Федя, паренек лет тридцатипяти, ехал в Питер в скором поезде... Ехал он на две недели - писать гуашью каналы и набережные города, он их нежно любил. Истый москвич, влюбленный в свой город, он, тем не менее, обожал Питер, всю его уютную старину и особенно бедную Коломну, Коломну Достоевского, которая все равно своими Сенными и Подъяческими улицами напоминала и старую Москву.
Каждый год он вот так ездил в осеннюю, именно осеннюю погоду, сиротливую, безысходную, с сеткой дождя, с пропадающими вдали домами-призраками, где прячется гоголевский Нос.
Не сезон, поэтому остановиться было легко: он когда-то работал в строительном тресте, у которого филиал был на Нейшлодтском проспекте, а общежитие - в Мучном переулке, у Садовой, там, где кончается Апраксин двор. И дешево - 1 рубль в сутки, и сердито - практически комната-одиночка, и - самый центр.

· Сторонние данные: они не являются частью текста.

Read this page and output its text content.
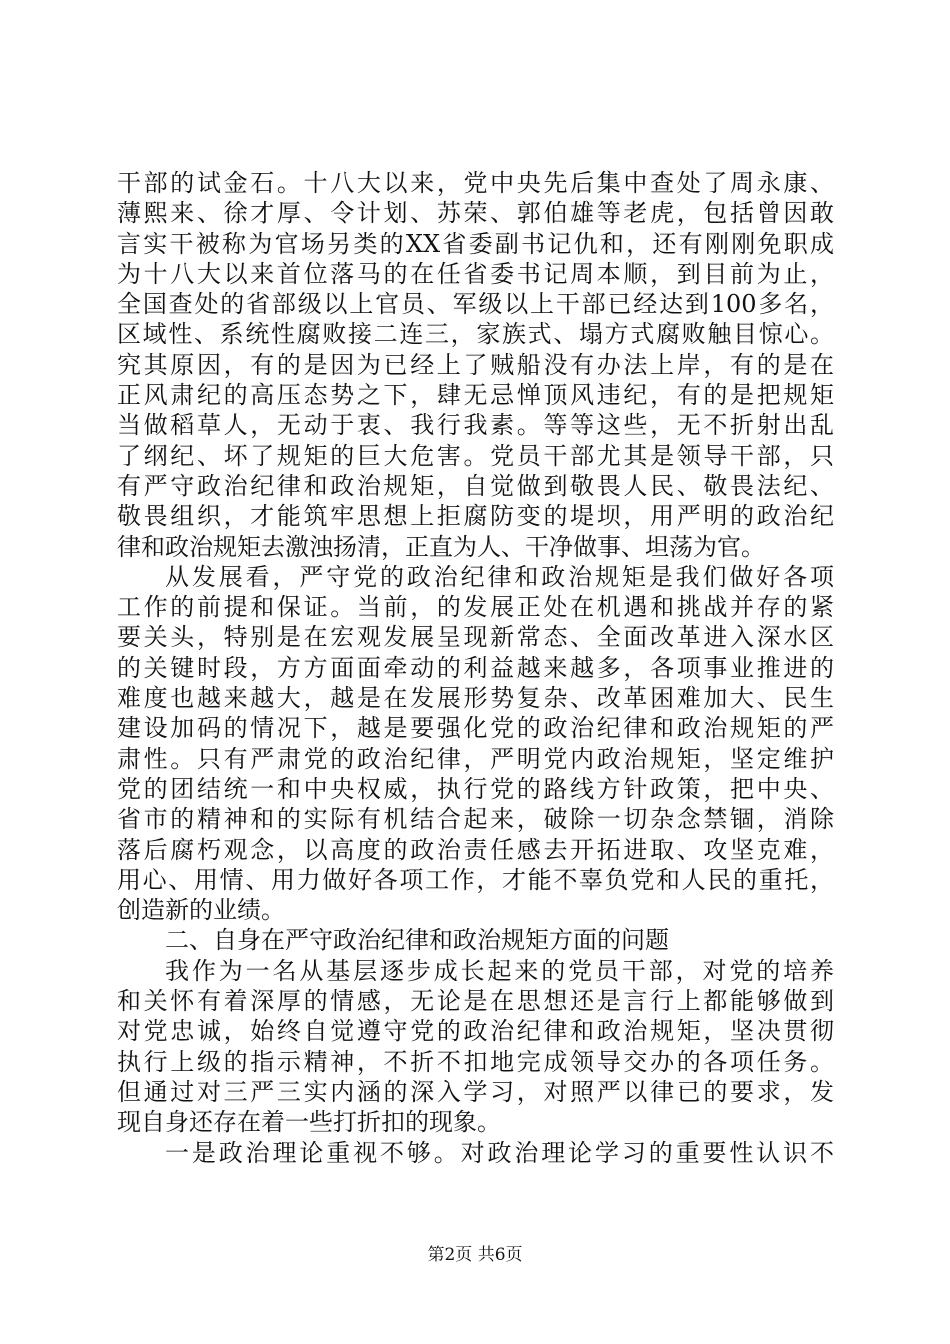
干部的试金石。十八大以来，党中央先后集中查处了周永康、
薄熙来、徐才厚、令计划、苏荣、郭伯雄等老虎，包括曾因敢
言实干被称为官场另类的XX省委副书记仇和，还有刚刚免职成
为十八大以来首位落马的在任省委书记周本顺，到目前为止，
全国查处的省部级以上官员、军级以上干部已经达到100多名，
区域性、系统性腐败接二连三，家族式、塌方式腐败触目惊心。
究其原因，有的是因为已经上了贼船没有办法上岸，有的是在
正风肃纪的高压态势之下，肆无忌惮顶风违纪，有的是把规矩
当做稻草人，无动于衷、我行我素。等等这些，无不折射出乱
了纲纪、坏了规矩的巨大危害。党员干部尤其是领导干部，只
有严守政治纪律和政治规矩，自觉做到敬畏人民、敬畏法纪、
敬畏组织，才能筑牢思想上拒腐防变的堤坝，用严明的政治纪
律和政治规矩去激浊扬清，正直为人、干净做事、坦荡为官。
从发展看，严守党的政治纪律和政治规矩是我们做好各项
工作的前提和保证。当前，的发展正处在机遇和挑战并存的紧
要关头，特别是在宏观发展呈现新常态、全面改革进入深水区
的关键时段，方方面面牵动的利益越来越多，各项事业推进的
难度也越来越大，越是在发展形势复杂、改革困难加大、民生
建设加码的情况下，越是要强化党的政治纪律和政治规矩的严
肃性。只有严肃党的政治纪律，严明党内政治规矩，坚定维护
党的团结统一和中央权威，执行党的路线方针政策，把中央、
省市的精神和的实际有机结合起来，破除一切杂念禁锢，消除
落后腐朽观念，以高度的政治责任感去开拓进取、攻坚克难，
用心、用情、用力做好各项工作，才能不辜负党和人民的重托，
创造新的业绩。
二、自身在严守政治纪律和政治规矩方面的问题
我作为一名从基层逐步成长起来的党员干部，对党的培养
和关怀有着深厚的情感，无论是在思想还是言行上都能够做到
对党忠诚，始终自觉遵守党的政治纪律和政治规矩，坚决贯彻
执行上级的指示精神，不折不扣地完成领导交办的各项任务。
但通过对三严三实内涵的深入学习，对照严以律已的要求，发
现自身还存在着一些打折扣的现象。
一是政治理论重视不够。对政治理论学习的重要性认识不
第2页 共6页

Питерцы вообще, он заметил давно, очень милые люди: ведь вот, хоть уж в тресте он давно не работал, а всё ж по приезде всегда ему замдиректора по хозчасти Евгений Борисыч дает путевку, а Наташа - хозяйка общаги - определяет на койку. Хорошо. И холодильник на кухне есть, готовить можно, а то без горячего как-то уж по-студенчески, а он отвык.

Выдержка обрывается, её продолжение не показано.